Apalagi ketika proyek pertama Maldini boleh dibilang gagal total bersama Marco Giampaolo. Berbekal skuad anak-anak muda, kulminasi terendahnya adalah ditekuk Atalanta 0-5 yang memungkasi karier Giampaolo. Manajemen Milan menghendaki proses panjang digawangi Ralf Ragnick. Tetapi Maldini malah menunjuk Stefano Pioli sebagai interim dan kemudian pelatih tetap.

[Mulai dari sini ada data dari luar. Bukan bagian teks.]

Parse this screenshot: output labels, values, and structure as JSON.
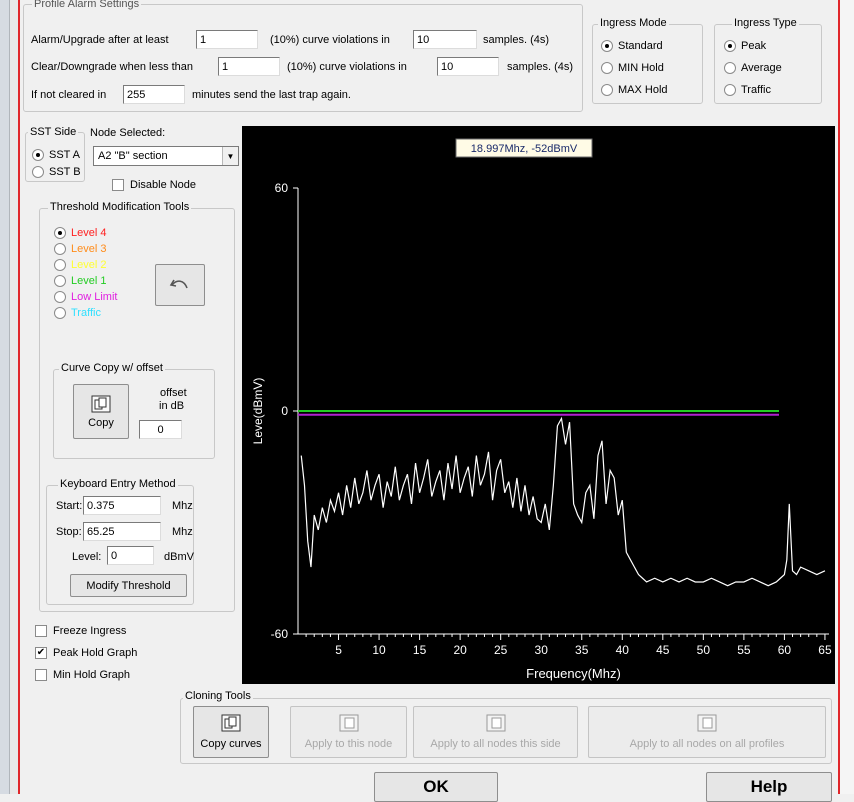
{
  "profile_alarm": {
    "title": "Profile Alarm Settings",
    "row1": {
      "prefix": "Alarm/Upgrade after at least",
      "count": "1",
      "mid": "(10%) curve violations in",
      "samples": "10",
      "suffix": "samples. (4s)"
    },
    "row2": {
      "prefix": "Clear/Downgrade when less than",
      "count": "1",
      "mid": "(10%) curve violations in",
      "samples": "10",
      "suffix": "samples. (4s)"
    },
    "row3": {
      "prefix": "If not cleared in",
      "minutes": "255",
      "suffix": "minutes send the last trap again."
    }
  },
  "ingress_mode": {
    "title": "Ingress Mode",
    "options": [
      "Standard",
      "MIN Hold",
      "MAX Hold"
    ],
    "selected": 0
  },
  "ingress_type": {
    "title": "Ingress Type",
    "options": [
      "Peak",
      "Average",
      "Traffic"
    ],
    "selected": 0
  },
  "sst_side": {
    "title": "SST Side",
    "options": [
      "SST A",
      "SST B"
    ],
    "selected": 0
  },
  "node_selected": {
    "title": "Node Selected:",
    "value": "A2 \"B\" section",
    "disable_label": "Disable Node"
  },
  "threshold_tools": {
    "title": "Threshold Modification Tools",
    "levels": [
      {
        "label": "Level 4",
        "color": "#ff2020",
        "checked": true
      },
      {
        "label": "Level 3",
        "color": "#ff8c1a",
        "checked": false
      },
      {
        "label": "Level 2",
        "color": "#ffff30",
        "checked": false
      },
      {
        "label": "Level 1",
        "color": "#22cc22",
        "checked": false
      },
      {
        "label": "Low Limit",
        "color": "#e020e0",
        "checked": false
      },
      {
        "label": "Traffic",
        "color": "#30e0ff",
        "checked": false
      }
    ],
    "undo_icon": "undo-arrow-icon"
  },
  "curve_copy": {
    "title": "Curve Copy w/ offset",
    "copy_label": "Copy",
    "offset_label_1": "offset",
    "offset_label_2": "in dB",
    "offset_value": "0"
  },
  "keyboard_entry": {
    "title": "Keyboard Entry Method",
    "start_label": "Start:",
    "start_value": "0.375",
    "start_unit": "Mhz",
    "stop_label": "Stop:",
    "stop_value": "65.25",
    "stop_unit": "Mhz",
    "level_label": "Level:",
    "level_value": "0",
    "level_unit": "dBmV",
    "modify_label": "Modify Threshold"
  },
  "options": [
    {
      "label": "Freeze Ingress",
      "checked": false
    },
    {
      "label": "Peak Hold Graph",
      "checked": true
    },
    {
      "label": "Min Hold Graph",
      "checked": false
    }
  ],
  "chart_data": {
    "type": "line",
    "xlabel": "Frequency(Mhz)",
    "ylabel": "Leve(dBmV)",
    "xlim": [
      0,
      65.5
    ],
    "ylim": [
      -60,
      60
    ],
    "xticks": [
      5,
      10,
      15,
      20,
      25,
      30,
      35,
      40,
      45,
      50,
      55,
      60,
      65
    ],
    "yticks": [
      60,
      0,
      -60
    ],
    "tooltip": "18.997Mhz, -52dBmV",
    "threshold_lines": [
      {
        "name": "Level 1",
        "value": 0,
        "color": "#22cc22"
      },
      {
        "name": "Low Limit",
        "value": -1,
        "color": "#b020d0"
      }
    ],
    "series": [
      {
        "color": "#ffffff",
        "x": [
          0.4,
          0.8,
          1.2,
          1.6,
          2.0,
          2.5,
          3.0,
          3.5,
          4.0,
          4.5,
          5.0,
          5.5,
          6.0,
          6.5,
          7.0,
          7.5,
          8.0,
          8.5,
          9.0,
          9.5,
          10.0,
          10.5,
          11.0,
          11.5,
          12.0,
          12.5,
          13.0,
          13.5,
          14.0,
          14.5,
          15.0,
          15.5,
          16.0,
          16.5,
          17.0,
          17.5,
          18.0,
          18.5,
          19.0,
          19.5,
          20.0,
          20.5,
          21.0,
          21.5,
          22.0,
          22.5,
          23.0,
          23.5,
          24.0,
          24.5,
          25.0,
          25.5,
          26.0,
          26.5,
          27.0,
          27.5,
          28.0,
          28.5,
          29.0,
          29.5,
          30.0,
          30.5,
          31.0,
          31.5,
          32.0,
          32.5,
          33.0,
          33.5,
          34.0,
          34.5,
          35.0,
          35.5,
          36.0,
          36.5,
          37.0,
          37.5,
          38.0,
          38.5,
          39.0,
          39.5,
          40.0,
          40.5,
          41.0,
          41.5,
          42.0,
          42.5,
          43.0,
          44.0,
          45.0,
          46.0,
          47.0,
          48.0,
          49.0,
          50.0,
          51.0,
          52.0,
          53.0,
          54.0,
          55.0,
          56.0,
          57.0,
          58.0,
          59.0,
          59.5,
          60.0,
          60.3,
          60.6,
          61.0,
          61.5,
          62.0,
          63.0,
          64.0,
          65.0
        ],
        "y": [
          -12,
          -20,
          -35,
          -42,
          -28,
          -32,
          -26,
          -30,
          -24,
          -27,
          -22,
          -28,
          -20,
          -26,
          -18,
          -25,
          -22,
          -16,
          -24,
          -20,
          -17,
          -26,
          -19,
          -23,
          -15,
          -24,
          -20,
          -17,
          -25,
          -14,
          -22,
          -18,
          -13,
          -23,
          -19,
          -16,
          -24,
          -14,
          -21,
          -12,
          -22,
          -18,
          -15,
          -23,
          -12,
          -20,
          -17,
          -11,
          -24,
          -16,
          -13,
          -22,
          -19,
          -26,
          -18,
          -27,
          -20,
          -28,
          -23,
          -29,
          -30,
          -25,
          -32,
          -20,
          -4,
          -2,
          -9,
          -3,
          -25,
          -28,
          -30,
          -22,
          -20,
          -29,
          -12,
          -8,
          -25,
          -16,
          -18,
          -28,
          -24,
          -38,
          -40,
          -42,
          -44,
          -45,
          -46,
          -45,
          -46,
          -45,
          -46,
          -45,
          -46,
          -46,
          -45,
          -46,
          -47,
          -46,
          -46,
          -45,
          -46,
          -47,
          -46,
          -45,
          -44,
          -40,
          -25,
          -43,
          -44,
          -42,
          -43,
          -44,
          -43
        ]
      }
    ]
  },
  "cloning_tools": {
    "title": "Cloning Tools",
    "buttons": [
      {
        "label": "Copy curves",
        "enabled": true
      },
      {
        "label": "Apply to this node",
        "enabled": false
      },
      {
        "label": "Apply to all nodes this side",
        "enabled": false
      },
      {
        "label": "Apply to all nodes on all profiles",
        "enabled": false
      }
    ]
  },
  "footer": {
    "ok_label": "OK",
    "help_label": "Help"
  }
}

Prestasi paling besar Pioli adalah membuat Lazio respectable, serta membantu beberapa tim promosi ke Serie A. Saking semenjananya, sebelum Pioli masuk ke Milan, di social media sudah trending tagar #PioliOut. Karena terbiasa dengan banter-era, beberapa juga melihat Pioli ini sebagai Guardiola KW. Sama-sama botak, tetapi bukan grade ori bahkan. Pioli sendiri sadar dengan hal ini, bahkan ia mengampanyekan moniker sebagai "The Normal One", karena ia merasa bukan Jose Mourinho, "Si Spesial".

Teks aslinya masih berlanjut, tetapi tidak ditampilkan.